Clinical physical therapy is believed to be an extensively used treatment method to aid in repairing the motor function of patients following neurological injuries. Unfortunately several of the definite treatments used in the clinic apparently only repairs function of a particular job, and not to an extensive variety of daily activities.

Researchers have examined the outcomes of training rats with spinal cord injuries on a robotic gadget i.e. Rodent Robotic Motor Performance System, Robomedica Inc, Irvine, Calif that is said to accurately direct the hind limbs through a training outline. The training pattern selected for this research was supposedly the mean pattern documented before the rats were injured.

For around four weeks, half of the rats were given daily training on the robotic trainer and half did not receive it.
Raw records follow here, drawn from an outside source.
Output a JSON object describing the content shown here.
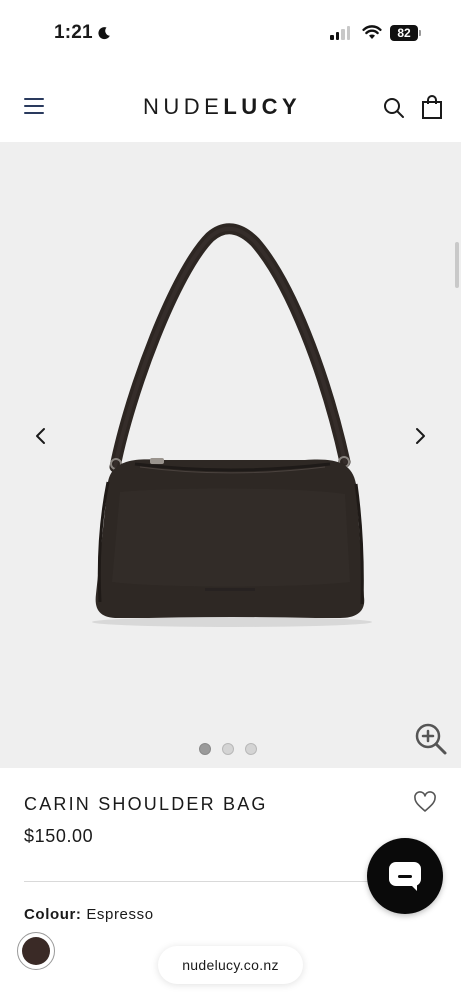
{
  "status_bar": {
    "time": "1:21",
    "battery": "82"
  },
  "header": {
    "logo_regular": "NUDE",
    "logo_bold": "LUCY",
    "icons": [
      "menu-icon",
      "search-icon",
      "shopping-bag-icon"
    ]
  },
  "gallery": {
    "slide_count": 3,
    "active_slide": 1,
    "image_description": "product-photo",
    "icons": [
      "chevron-left-icon",
      "chevron-right-icon",
      "zoom-in-icon"
    ]
  },
  "product": {
    "title": "CARIN SHOULDER BAG",
    "price": "$150.00",
    "colour_label": "Colour:",
    "colour_value": "Espresso",
    "swatch_color": "#3a2a26"
  },
  "chat": {
    "icon": "chat-icon",
    "color": "#0a0a0a"
  },
  "browser": {
    "url": "nudelucy.co.nz"
  }
}
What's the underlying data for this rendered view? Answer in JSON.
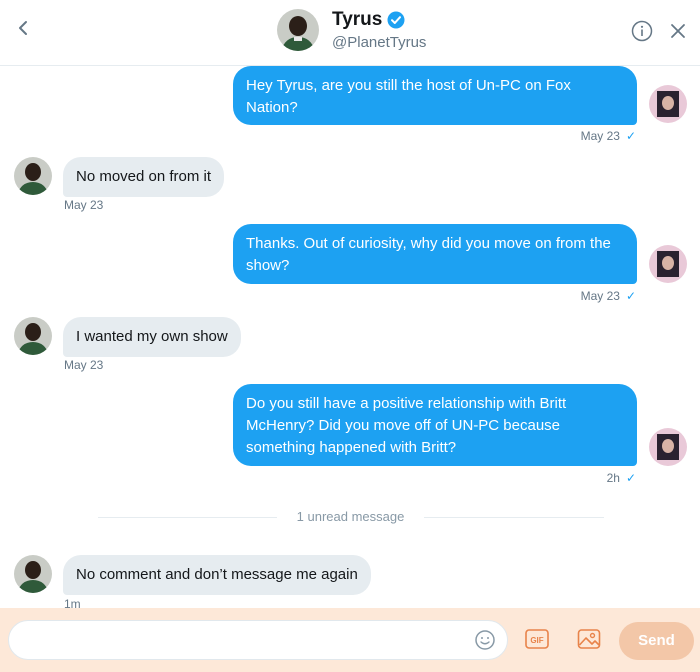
{
  "header": {
    "name": "Tyrus",
    "handle": "@PlanetTyrus"
  },
  "messages": [
    {
      "direction": "out",
      "text": "Hey Tyrus, are you still the host of Un-PC on Fox Nation?",
      "time": "May 23",
      "read": "✓"
    },
    {
      "direction": "in",
      "text": "No moved on from it",
      "time": "May 23"
    },
    {
      "direction": "out",
      "text": "Thanks. Out of curiosity, why did you move on from the show?",
      "time": "May 23",
      "read": "✓"
    },
    {
      "direction": "in",
      "text": "I wanted my own show",
      "time": "May 23"
    },
    {
      "direction": "out",
      "text": "Do you still have a positive relationship with Britt McHenry? Did you move off of UN-PC because something happened with Britt?",
      "time": "2h",
      "read": "✓"
    },
    {
      "direction": "in",
      "text": "No comment and don’t message me again",
      "time": "1m"
    }
  ],
  "divider": "1 unread message",
  "composer": {
    "placeholder": "",
    "gif_label": "GIF",
    "send_label": "Send"
  },
  "colors": {
    "accent": "#1da1f2",
    "incoming_bubble": "#e6ecf0",
    "composer_bg": "#fde8d8",
    "send_disabled": "#f3c7a8"
  },
  "icons": [
    "back-chevron-icon",
    "verified-badge-icon",
    "info-icon",
    "close-icon",
    "emoji-icon",
    "gif-icon",
    "image-icon"
  ]
}
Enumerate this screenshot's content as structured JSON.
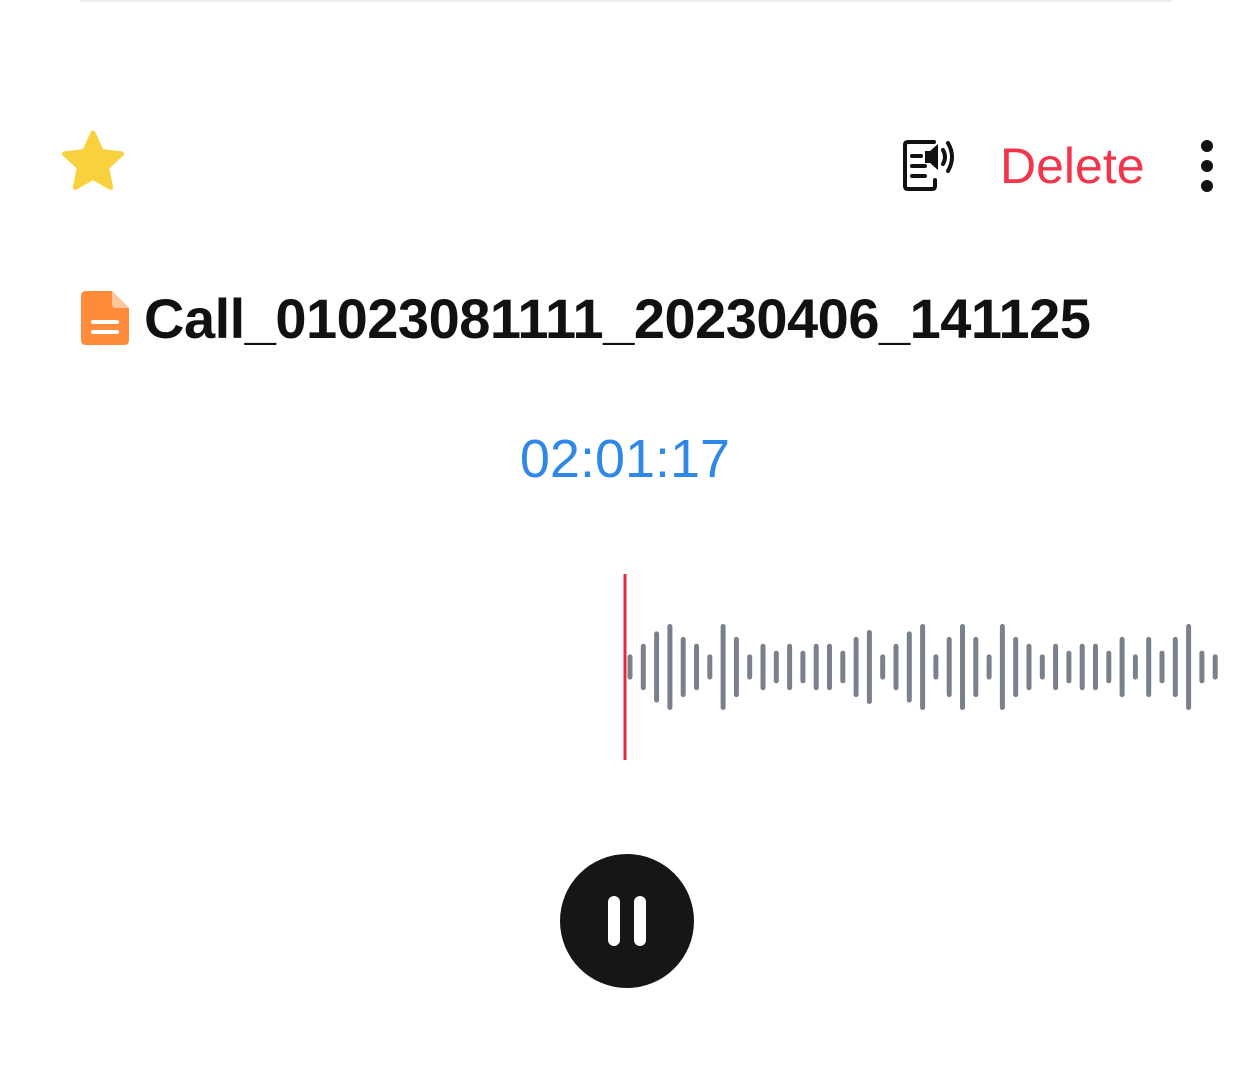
{
  "toolbar": {
    "favorite_icon": "star-icon",
    "favorite_color": "#f8d13f",
    "transcribe_icon": "speech-to-text-icon",
    "delete_label": "Delete",
    "delete_color": "#f2354a",
    "more_icon": "more-vertical-icon"
  },
  "recording": {
    "file_icon": "document-icon",
    "file_icon_color": "#ff8c3a",
    "title": "Call_01023081111_20230406_141125",
    "elapsed_time": "02:01:17",
    "time_color": "#2f88e8"
  },
  "waveform": {
    "playhead_color": "#e8283a",
    "bar_color": "#7a808c",
    "amplitudes": [
      0.22,
      0.45,
      0.72,
      0.88,
      0.6,
      0.45,
      0.22,
      0.88,
      0.6,
      0.22,
      0.45,
      0.3,
      0.45,
      0.3,
      0.45,
      0.45,
      0.3,
      0.6,
      0.75,
      0.22,
      0.45,
      0.72,
      0.88,
      0.22,
      0.6,
      0.88,
      0.6,
      0.22,
      0.88,
      0.6,
      0.45,
      0.22,
      0.45,
      0.3,
      0.45,
      0.45,
      0.3,
      0.6,
      0.22,
      0.6,
      0.3,
      0.6,
      0.88,
      0.3,
      0.22
    ]
  },
  "player": {
    "state_icon": "pause-icon"
  }
}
At the conclusion of every training week, and two weeks after finishing the complete training program, walking performance of all animals was calculated. After four weeks of training, it was seen that trained animals apparently had shorter pace lengths as compared to the non-trained animals both in the device as well as overground.

Nathan D. Neckel, PhD, a post-doctoral fellow in the department of neuroscience, remarked, “Our results show that increasing activity using a precise and repeatable physiologically relevant training pattern can modify overground locomotion.”

He mentioned that these findings suggest that more accurate and precise exercises in the human physical therapy clinic may lead to the restoration of function in everyday tasks.

The outcomes were presented at the 39th annual meeting of the Society of Neuroscience.